Main results for Flow OA. Main results file for DNS OA. The data stored in this table is limited by the number of rows the user selected when running oa/start_oa.py.

	0.frame_time: string		
	1.unix_tstamp: bigint		
	2.ip_dst: string		
	3.dns_qry_name: string		
	4.dns_qry_class: string		
	5.dns_qry_type: int		
	6.dns_qry_rcode: int
	7.score: double	
	8.tld: string		
	9.query_rep: string		
	10.hh: string	
	11.dns_qry_class_name: string		
	12.dns_qry_type_name: string		
	13.dns_qry_rcode_name: string		
	14.network_context: string	 
  • DNS details dns_scores table.

One file for each source IP. This file includes information about all the queries made to a particular DNS query name. The number of retrieved rows is limited by the value of “_details_limit” parameter

	0.unix_tstamp bigint 
	1.dns_a string
	2.dns_qry_name string
	3.ip_dst string 
  • DNS Details: dns_dendro table.

One file for each DNS query name for each hour of the day. This file contains details for each connection between DNS and source IP.

	0.unix_tstamp bigint
	1.frame_len bigint
	2.ip_dst string
	3.ip_src string
	4.ns_qry_name string
	5.dns_qry_class string
	6.dns_qry_type int
	7.dns_qry_rcode int
	8.dns_a string
	9.hh int
	10.dns_qry_class_name string
	11.dns_qry_type_name string
	12.dns_qry_rcode_name string
	13.network_context string
  • DNS Ingest summary. dns_ingest_summary table.

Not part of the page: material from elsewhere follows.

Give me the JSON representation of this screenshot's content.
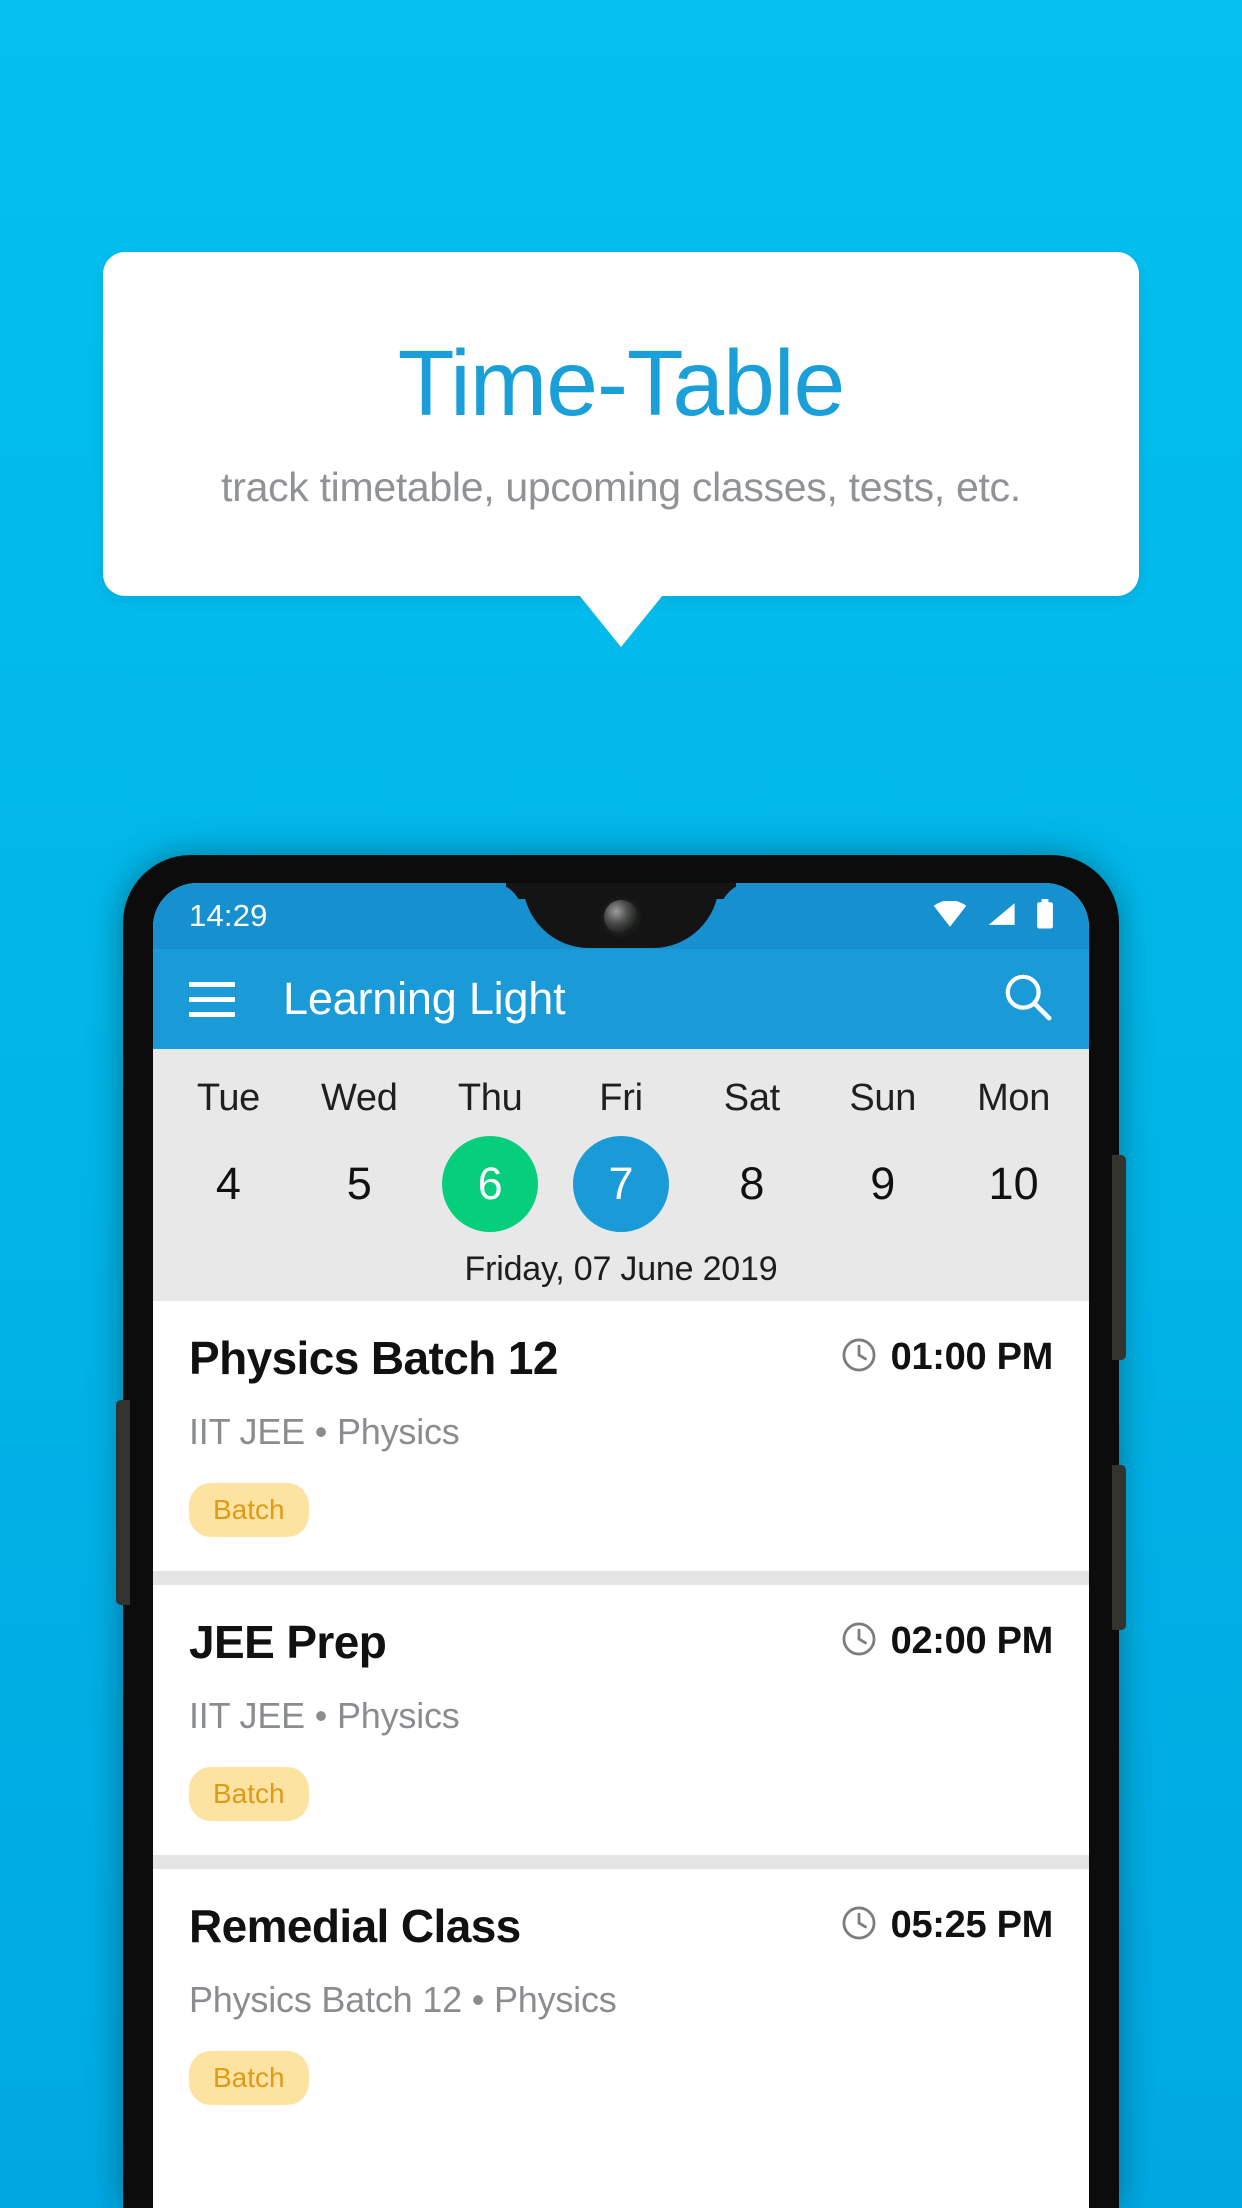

This table is populated with the number of connections ingested by minute during that day.

    Table schema:
    0. tdate:      string
    1. total:      bigint 


This file is part of the initial configuration for the DNS pipeline. It will contain mapped all the columns included in the dns_edge and dns_dendro tables.

This file contains three main arrays:

-  dns_results_fields: Reference of the column name and indexes in the dns_results.csv file.	 
-  dns_score_fields:  Reference of the column name and indexes in the _dns\_edge_ table.
-  add_reputation: According to the dns_results.csv file, this is the column index of the value which will be evaluated using the reputation services.


Templates for iPython notebooks. After OA process completes, a copy of each iPython notebook is going to be copied to the ipynb/<pipeline>/<date> path. With these iPython notebooks user will be able to perform further analysis and score connections. User can also experiment adding or modifying the code. If a new functionality is required for the ipython notebook, the templates need to be modified to include the functionality for new executions. For further reference on how to work with these notebooks, you can read:

Reset scored connections

To reset all scored connections for a day, a specific cell with a preloaded function is included in the Advanced Mode Notebook. The cell is commented to avoid accidental executions, but is properly labeled.